D, on 23 August 2017 - 05:24 PM, said:
Silencer, on 23 August 2017 - 10:40 AM, said:
https://www.theverge...ing-controversy
Not sure if Lakeith Stanfield doesn't understand what "whitewashing" is, or if *I* don't understand what "whitewashing" is.
(In either case, "people can make up their minds after they go see it" is complete and utter bullshit - oh, we can tell you whether we thought your movie was socially toxic or not AFTER we pay to see it and send the only message the producers really ever get? Yeah, that's a swell idea. /s)
I'm also not sure how I feel about the argument from adaptation. On the one hand, it's not like Journey to the West or something hasn't been adapted and re-adapted countless times into different cultures and settings, mostly without *too* much fuss. On the other...that's a pretty strong argument to turn away fans of the source material. "The adaptation is so fundamentally different that the original culture it was set in is now irrelevant"? Hmmmmmmmmmmmmmm. (More importantly, does simply setting a movie somewhere undercut accusations of whitewashing? Or IS that part of the whitewashing? For example, Ghost in the Shell already had a setting where the culture and ethnicity of the characters could be questioned or re-interpreted, the far-flung future where there is only beige and cobbled together cultural soup, plus, you know, extensive advancements in artificial bodies and genetic manipulation...thus at least partially opening the door for transplanting the actors (though still problematic as highlighted at the time).
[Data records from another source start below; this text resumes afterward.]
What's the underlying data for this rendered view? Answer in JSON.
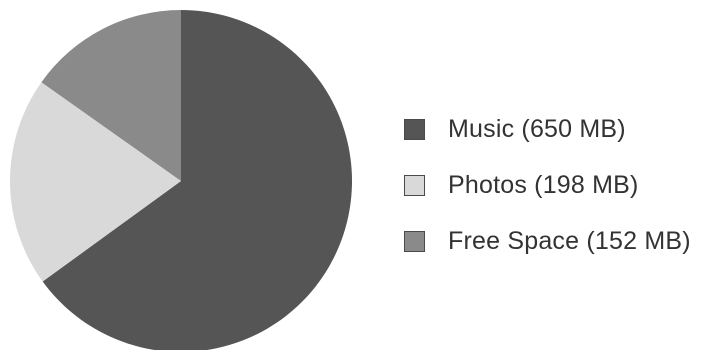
{
  "chart_data": {
    "type": "pie",
    "slices": [
      {
        "label": "Music (650 MB)",
        "value": 650,
        "color": "#555555"
      },
      {
        "label": "Photos (198 MB)",
        "value": 198,
        "color": "#d9d9d9"
      },
      {
        "label": "Free Space (152 MB)",
        "value": 152,
        "color": "#8a8a8a"
      }
    ],
    "legend_position": "right"
  }
}
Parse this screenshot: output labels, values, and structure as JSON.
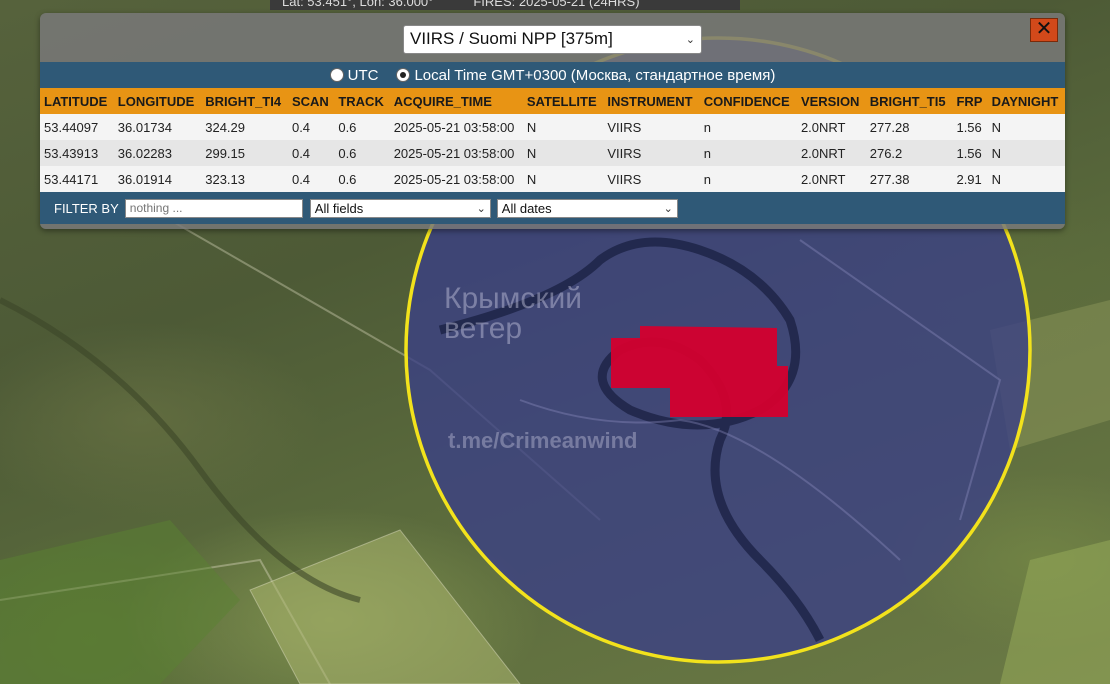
{
  "status_strip": {
    "coords": "Lat: 53.451°, Lon: 36.000°",
    "fires": "FIRES: 2025-05-21 (24HRS)"
  },
  "panel": {
    "product_select": "VIIRS / Suomi NPP [375m]",
    "close_label": "✕",
    "time_options": {
      "utc": "UTC",
      "local": "Local Time GMT+0300 (Москва, стандартное время)",
      "selected": "local"
    },
    "columns": [
      "LATITUDE",
      "LONGITUDE",
      "BRIGHT_TI4",
      "SCAN",
      "TRACK",
      "ACQUIRE_TIME",
      "SATELLITE",
      "INSTRUMENT",
      "CONFIDENCE",
      "VERSION",
      "BRIGHT_TI5",
      "FRP",
      "DAYNIGHT"
    ],
    "rows": [
      [
        "53.44097",
        "36.01734",
        "324.29",
        "0.4",
        "0.6",
        "2025-05-21 03:58:00",
        "N",
        "VIIRS",
        "n",
        "2.0NRT",
        "277.28",
        "1.56",
        "N"
      ],
      [
        "53.43913",
        "36.02283",
        "299.15",
        "0.4",
        "0.6",
        "2025-05-21 03:58:00",
        "N",
        "VIIRS",
        "n",
        "2.0NRT",
        "276.2",
        "1.56",
        "N"
      ],
      [
        "53.44171",
        "36.01914",
        "323.13",
        "0.4",
        "0.6",
        "2025-05-21 03:58:00",
        "N",
        "VIIRS",
        "n",
        "2.0NRT",
        "277.38",
        "2.91",
        "N"
      ]
    ],
    "filter": {
      "label": "FILTER BY",
      "placeholder": "nothing ...",
      "fields_select": "All fields",
      "dates_select": "All dates"
    }
  },
  "map": {
    "watermark_title": "Крымский ветер",
    "watermark_handle": "t.me/Crimeanwind",
    "colors": {
      "circle": "#f2e21c",
      "fire": "#d4002e",
      "circle_fill": "#3a3f86"
    }
  }
}
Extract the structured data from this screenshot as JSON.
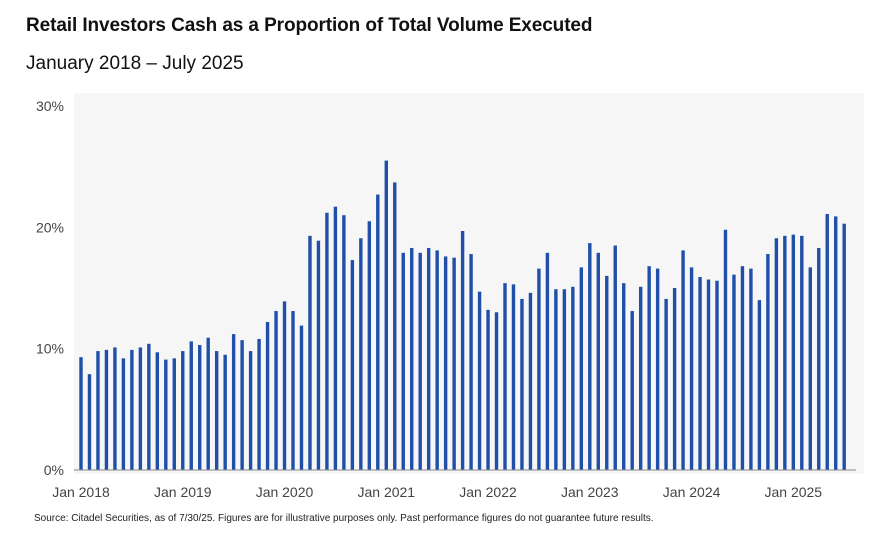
{
  "title": "Retail Investors Cash as a Proportion of Total Volume Executed",
  "subtitle": "January 2018 – July 2025",
  "source": "Source: Citadel Securities, as of 7/30/25. Figures are for illustrative purposes only. Past performance figures do not guarantee future results.",
  "colors": {
    "bar": "#1f4fa8",
    "plot_background": "#f6f6f6",
    "axis": "#888888",
    "tick_text": "#444444"
  },
  "chart_data": {
    "type": "bar",
    "xlabel": "",
    "ylabel": "",
    "ylim": [
      0,
      30
    ],
    "y_ticks": [
      0,
      10,
      20,
      30
    ],
    "y_tick_labels": [
      "0%",
      "10%",
      "20%",
      "30%"
    ],
    "x_tick_labels": [
      "Jan 2018",
      "Jan 2019",
      "Jan 2020",
      "Jan 2021",
      "Jan 2022",
      "Jan 2023",
      "Jan 2024",
      "Jan 2025"
    ],
    "grid": false,
    "legend": "none",
    "categories": [
      "2018-01",
      "2018-02",
      "2018-03",
      "2018-04",
      "2018-05",
      "2018-06",
      "2018-07",
      "2018-08",
      "2018-09",
      "2018-10",
      "2018-11",
      "2018-12",
      "2019-01",
      "2019-02",
      "2019-03",
      "2019-04",
      "2019-05",
      "2019-06",
      "2019-07",
      "2019-08",
      "2019-09",
      "2019-10",
      "2019-11",
      "2019-12",
      "2020-01",
      "2020-02",
      "2020-03",
      "2020-04",
      "2020-05",
      "2020-06",
      "2020-07",
      "2020-08",
      "2020-09",
      "2020-10",
      "2020-11",
      "2020-12",
      "2021-01",
      "2021-02",
      "2021-03",
      "2021-04",
      "2021-05",
      "2021-06",
      "2021-07",
      "2021-08",
      "2021-09",
      "2021-10",
      "2021-11",
      "2021-12",
      "2022-01",
      "2022-02",
      "2022-03",
      "2022-04",
      "2022-05",
      "2022-06",
      "2022-07",
      "2022-08",
      "2022-09",
      "2022-10",
      "2022-11",
      "2022-12",
      "2023-01",
      "2023-02",
      "2023-03",
      "2023-04",
      "2023-05",
      "2023-06",
      "2023-07",
      "2023-08",
      "2023-09",
      "2023-10",
      "2023-11",
      "2023-12",
      "2024-01",
      "2024-02",
      "2024-03",
      "2024-04",
      "2024-05",
      "2024-06",
      "2024-07",
      "2024-08",
      "2024-09",
      "2024-10",
      "2024-11",
      "2024-12",
      "2025-01",
      "2025-02",
      "2025-03",
      "2025-04",
      "2025-05",
      "2025-06",
      "2025-07"
    ],
    "values": [
      9.3,
      7.9,
      9.8,
      9.9,
      10.1,
      9.2,
      9.9,
      10.1,
      10.4,
      9.7,
      9.1,
      9.2,
      9.8,
      10.6,
      10.3,
      10.9,
      9.8,
      9.5,
      11.2,
      10.7,
      9.8,
      10.8,
      12.2,
      13.1,
      13.9,
      13.1,
      11.9,
      19.3,
      18.9,
      21.2,
      21.7,
      21.0,
      17.3,
      19.1,
      20.5,
      22.7,
      25.5,
      23.7,
      17.9,
      18.3,
      17.9,
      18.3,
      18.1,
      17.6,
      17.5,
      19.7,
      17.8,
      14.7,
      13.2,
      13.0,
      15.4,
      15.3,
      14.1,
      14.6,
      16.6,
      17.9,
      14.9,
      14.9,
      15.1,
      16.7,
      18.7,
      17.9,
      16.0,
      18.5,
      15.4,
      13.1,
      15.1,
      16.8,
      16.6,
      14.1,
      15.0,
      18.1,
      16.7,
      15.9,
      15.7,
      15.6,
      19.8,
      16.1,
      16.8,
      16.6,
      14.0,
      17.8,
      19.1,
      19.3,
      19.4,
      19.3,
      16.7,
      18.3,
      21.1,
      20.9,
      20.3
    ]
  }
}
But this? Sure, taking the plot and wholesale transplanting it doesn't undercut any key elements of the story but does that obviate any social quandary or implication? Argh. My head.)
The term whitewashing doesn't mean anything anymore. By my understanding, the term really/originally means casting white actors to play non-white characters, like when John Wayne played Genghis Khan. But that has nothing to do with whether the source material is an adaptation or not. Hollywood doesn't usually do that so much anymore, so now people seem to throw the term whitewashing around at anything, like Ghost in the Shell being called whitewash even though it is set in a fictional future, had a very diverse cast, and its main character is *supposed* to look like a European white woman.
This Death Note adaptation isn't keeping the story in Japan and pretending that Light is still a Japanese boy while having him be played by a white actor - they're changing the story so the character is a white American and is being played by a white American. Likewise for the other characters.
IMO a "re-localized" adaptation (or to use a TVTropes term, I guess this would fall under "Setting Update") is a totally different thing than whitewashing and every culture does it. There's a Chinese version of What Women Want set in China with Chinese characters. Bollywood Superman is Indian, in India. There's a Korean movie version of The Good, The Bad, and The Ugly set in Manchuria with Korean characters. Name any modern artistic culture and I'll bet it has a re-localized version of Hamlet or MacBeth, if not twenty.
So sure, maybe some people wanted Hollywood to make Death Wish a much more ambitious (and expensive) project that was still set in Japan, with all Japanese characters and therefore a Japanese cast. But I guess the Hollywood producers think doing a less-exact adaptation that is re-localized to Seattle will be more likely to sell and succeed with theatre-goers (and they're probably right). Doesn't make it white-washing, just makes it a re-localized adaptation. The source-material/anime fans can be upset by this if they want, but that doesn't make it wrong.
If you are doing a re-imagining something that exists in another culture and doing it in the western culture thats not white washing. That's appropriation. Much how like Akira Kurosawa appropriated King Lear to make ran.
Appropriation isn't bad per se, as long as the intent is to treat the original piece with respect. In regards to that, we'll have to wait and see won't we?